The Allston science and technology task force, which was charged with considering the future of science at Harvard’s planned campus across the River, concluded that the University must commit to an ambitious expansion of engineering and several other scientific fields to stay competitive.

The May report says Harvard “is significantly underinvested in technology; most notably its engineering efforts, though qualitatively strong, are much smaller than those of our competitor institutions by almost any measure.”

“Harvard must grow engineering and applied sciences,” it concludes starkly.

The University “must also continue to invest ambitiously in the life sciences and physical sciences, which, in certain areas, have not always kept pace with other institutions,” wrote the task force led by Harvard’s most prominent scientists, including Venky and University Provost Steven E. Hyman.

Faculty say it has become harder for Harvard to maintain its preeminence in the life sciences over the last 20 years, given the proliferation of elite life science research universities—including medical schools—and relatively little investment in new University life science facilities over the last decade.
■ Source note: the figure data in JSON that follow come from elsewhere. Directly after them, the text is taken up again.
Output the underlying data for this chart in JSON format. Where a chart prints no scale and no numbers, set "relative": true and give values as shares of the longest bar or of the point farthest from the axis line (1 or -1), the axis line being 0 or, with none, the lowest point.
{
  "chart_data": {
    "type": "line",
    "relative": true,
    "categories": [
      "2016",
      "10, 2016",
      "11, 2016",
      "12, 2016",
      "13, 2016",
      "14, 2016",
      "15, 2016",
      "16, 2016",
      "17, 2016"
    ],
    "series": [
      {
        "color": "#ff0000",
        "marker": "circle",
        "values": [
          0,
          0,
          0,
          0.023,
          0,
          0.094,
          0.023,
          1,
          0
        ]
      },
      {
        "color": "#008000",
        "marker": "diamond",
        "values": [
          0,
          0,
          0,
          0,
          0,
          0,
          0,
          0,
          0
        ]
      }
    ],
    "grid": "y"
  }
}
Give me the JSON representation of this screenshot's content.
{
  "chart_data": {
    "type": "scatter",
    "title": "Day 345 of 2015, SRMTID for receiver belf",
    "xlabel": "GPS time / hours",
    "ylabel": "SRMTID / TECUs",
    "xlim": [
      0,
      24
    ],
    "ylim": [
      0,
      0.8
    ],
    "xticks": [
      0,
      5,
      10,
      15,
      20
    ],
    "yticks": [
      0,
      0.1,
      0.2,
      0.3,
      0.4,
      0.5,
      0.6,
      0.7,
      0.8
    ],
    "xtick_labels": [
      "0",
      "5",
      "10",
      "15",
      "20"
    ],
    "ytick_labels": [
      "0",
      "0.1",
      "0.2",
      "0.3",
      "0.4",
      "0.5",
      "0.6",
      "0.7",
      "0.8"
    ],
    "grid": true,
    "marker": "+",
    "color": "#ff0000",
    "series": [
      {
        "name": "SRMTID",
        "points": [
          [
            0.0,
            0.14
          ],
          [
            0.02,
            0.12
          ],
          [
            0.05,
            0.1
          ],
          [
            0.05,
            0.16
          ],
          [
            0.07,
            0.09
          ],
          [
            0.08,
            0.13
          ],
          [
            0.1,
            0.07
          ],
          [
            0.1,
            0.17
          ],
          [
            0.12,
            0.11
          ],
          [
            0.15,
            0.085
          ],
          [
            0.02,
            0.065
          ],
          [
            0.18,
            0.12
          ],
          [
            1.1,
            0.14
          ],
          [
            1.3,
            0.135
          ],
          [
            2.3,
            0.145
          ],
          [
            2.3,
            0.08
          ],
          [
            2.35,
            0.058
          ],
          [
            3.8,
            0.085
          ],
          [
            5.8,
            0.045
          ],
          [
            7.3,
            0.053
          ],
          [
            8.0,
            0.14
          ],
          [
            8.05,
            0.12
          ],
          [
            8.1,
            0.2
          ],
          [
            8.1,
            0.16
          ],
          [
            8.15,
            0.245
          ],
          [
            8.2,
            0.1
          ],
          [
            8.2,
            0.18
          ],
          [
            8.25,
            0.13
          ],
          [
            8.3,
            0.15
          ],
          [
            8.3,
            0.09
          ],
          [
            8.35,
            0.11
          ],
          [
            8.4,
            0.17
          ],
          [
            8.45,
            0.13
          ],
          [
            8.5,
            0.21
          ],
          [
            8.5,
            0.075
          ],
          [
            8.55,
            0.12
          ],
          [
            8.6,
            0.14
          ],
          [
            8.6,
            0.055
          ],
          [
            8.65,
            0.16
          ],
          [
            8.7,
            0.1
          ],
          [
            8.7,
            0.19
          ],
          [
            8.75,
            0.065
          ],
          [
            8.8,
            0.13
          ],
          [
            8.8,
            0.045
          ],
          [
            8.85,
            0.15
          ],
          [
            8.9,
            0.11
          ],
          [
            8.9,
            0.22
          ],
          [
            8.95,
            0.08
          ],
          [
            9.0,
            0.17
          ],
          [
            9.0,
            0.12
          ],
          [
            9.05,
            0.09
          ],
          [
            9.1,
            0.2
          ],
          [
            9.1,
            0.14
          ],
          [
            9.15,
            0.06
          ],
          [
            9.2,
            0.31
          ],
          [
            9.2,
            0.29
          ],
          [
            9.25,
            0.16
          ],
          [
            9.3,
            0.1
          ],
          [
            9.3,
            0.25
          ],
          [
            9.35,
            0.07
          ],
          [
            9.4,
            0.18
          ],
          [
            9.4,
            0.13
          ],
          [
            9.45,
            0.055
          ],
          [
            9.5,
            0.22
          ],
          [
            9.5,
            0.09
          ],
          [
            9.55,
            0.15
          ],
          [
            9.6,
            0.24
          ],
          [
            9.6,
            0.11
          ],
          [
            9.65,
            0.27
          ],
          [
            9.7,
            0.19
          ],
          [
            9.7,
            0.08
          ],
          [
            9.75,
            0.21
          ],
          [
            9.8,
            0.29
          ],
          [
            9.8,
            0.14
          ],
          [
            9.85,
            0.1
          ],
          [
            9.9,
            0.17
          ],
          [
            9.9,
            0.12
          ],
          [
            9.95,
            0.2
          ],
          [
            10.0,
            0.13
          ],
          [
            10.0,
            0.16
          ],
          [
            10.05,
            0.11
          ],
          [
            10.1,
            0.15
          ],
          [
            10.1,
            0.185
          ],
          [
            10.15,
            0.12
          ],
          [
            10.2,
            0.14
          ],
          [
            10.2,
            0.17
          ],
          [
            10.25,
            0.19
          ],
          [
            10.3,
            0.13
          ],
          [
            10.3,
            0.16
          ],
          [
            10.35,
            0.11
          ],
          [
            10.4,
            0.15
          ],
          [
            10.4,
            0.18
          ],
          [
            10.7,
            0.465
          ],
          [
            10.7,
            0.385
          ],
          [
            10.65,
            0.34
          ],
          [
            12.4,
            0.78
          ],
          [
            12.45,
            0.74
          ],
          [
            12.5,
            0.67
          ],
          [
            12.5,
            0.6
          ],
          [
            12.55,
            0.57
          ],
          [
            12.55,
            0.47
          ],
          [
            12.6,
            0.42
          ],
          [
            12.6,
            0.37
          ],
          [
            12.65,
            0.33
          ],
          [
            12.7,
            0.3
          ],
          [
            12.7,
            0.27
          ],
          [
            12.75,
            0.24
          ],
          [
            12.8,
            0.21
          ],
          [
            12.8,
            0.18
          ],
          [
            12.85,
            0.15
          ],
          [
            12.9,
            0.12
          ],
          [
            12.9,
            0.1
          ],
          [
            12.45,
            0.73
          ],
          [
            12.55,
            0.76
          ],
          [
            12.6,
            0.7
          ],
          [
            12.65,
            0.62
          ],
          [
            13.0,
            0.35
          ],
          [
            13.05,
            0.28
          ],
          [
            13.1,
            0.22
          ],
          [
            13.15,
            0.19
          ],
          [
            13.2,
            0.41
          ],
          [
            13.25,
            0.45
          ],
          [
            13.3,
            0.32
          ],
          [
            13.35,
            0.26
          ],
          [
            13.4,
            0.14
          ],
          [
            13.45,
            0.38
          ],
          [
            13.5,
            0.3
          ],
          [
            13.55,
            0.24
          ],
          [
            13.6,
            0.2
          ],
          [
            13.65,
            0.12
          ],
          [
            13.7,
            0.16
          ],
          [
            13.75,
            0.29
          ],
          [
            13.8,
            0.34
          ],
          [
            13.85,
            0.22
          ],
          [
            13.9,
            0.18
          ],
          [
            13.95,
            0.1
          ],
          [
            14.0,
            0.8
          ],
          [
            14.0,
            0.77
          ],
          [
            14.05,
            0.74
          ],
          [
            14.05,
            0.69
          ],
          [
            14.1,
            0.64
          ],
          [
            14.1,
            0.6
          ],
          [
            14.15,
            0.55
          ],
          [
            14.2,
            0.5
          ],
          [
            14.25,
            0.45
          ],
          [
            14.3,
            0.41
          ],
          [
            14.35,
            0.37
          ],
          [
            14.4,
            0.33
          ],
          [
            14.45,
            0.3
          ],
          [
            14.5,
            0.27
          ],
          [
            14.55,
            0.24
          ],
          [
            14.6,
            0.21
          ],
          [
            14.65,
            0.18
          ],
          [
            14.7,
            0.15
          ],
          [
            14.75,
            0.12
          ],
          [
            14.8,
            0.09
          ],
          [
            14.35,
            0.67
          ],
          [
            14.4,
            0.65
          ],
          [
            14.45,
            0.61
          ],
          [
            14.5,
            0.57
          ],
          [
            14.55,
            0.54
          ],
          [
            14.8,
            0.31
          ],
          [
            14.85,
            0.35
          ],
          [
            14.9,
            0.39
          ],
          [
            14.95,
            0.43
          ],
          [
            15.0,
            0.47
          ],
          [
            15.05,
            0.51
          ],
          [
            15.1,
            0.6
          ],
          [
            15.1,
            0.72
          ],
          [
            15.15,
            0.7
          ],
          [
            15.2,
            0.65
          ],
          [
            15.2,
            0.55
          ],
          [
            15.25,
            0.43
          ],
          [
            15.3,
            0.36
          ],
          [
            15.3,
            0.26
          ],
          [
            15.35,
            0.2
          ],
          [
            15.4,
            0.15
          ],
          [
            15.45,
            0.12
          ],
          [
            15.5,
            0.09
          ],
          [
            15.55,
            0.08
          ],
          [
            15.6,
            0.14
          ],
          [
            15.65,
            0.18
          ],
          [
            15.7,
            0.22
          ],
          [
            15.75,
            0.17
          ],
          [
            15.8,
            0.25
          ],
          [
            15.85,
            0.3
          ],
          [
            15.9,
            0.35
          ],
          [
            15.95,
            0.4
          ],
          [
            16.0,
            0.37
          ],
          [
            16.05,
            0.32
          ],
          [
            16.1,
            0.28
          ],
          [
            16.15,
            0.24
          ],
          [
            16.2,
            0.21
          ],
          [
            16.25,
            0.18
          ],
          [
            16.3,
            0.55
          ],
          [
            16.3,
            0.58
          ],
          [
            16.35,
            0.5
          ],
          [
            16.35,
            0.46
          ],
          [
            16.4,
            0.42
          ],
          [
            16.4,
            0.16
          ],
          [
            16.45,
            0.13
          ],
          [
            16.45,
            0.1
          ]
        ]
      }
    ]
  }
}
Although a spate of Faculty of Arts and Sciences (FAS) and University-wide science initiatives—including the $300 million Broad Institute for genomics—have been launched over the last year, top administrators have concluded that the University’s two existing science campuses in Cambridge and Longwood will be insufficient to keep Harvard at the vanguard of scientific research.

Allston represents an opportunity to aggressively address scientific weaknesses by constructing from scratch a third science campus at the University—a one-million-square-foot science hub geared to shore up the areas where Harvard has fallen behind, Hyman and other colleagues have said.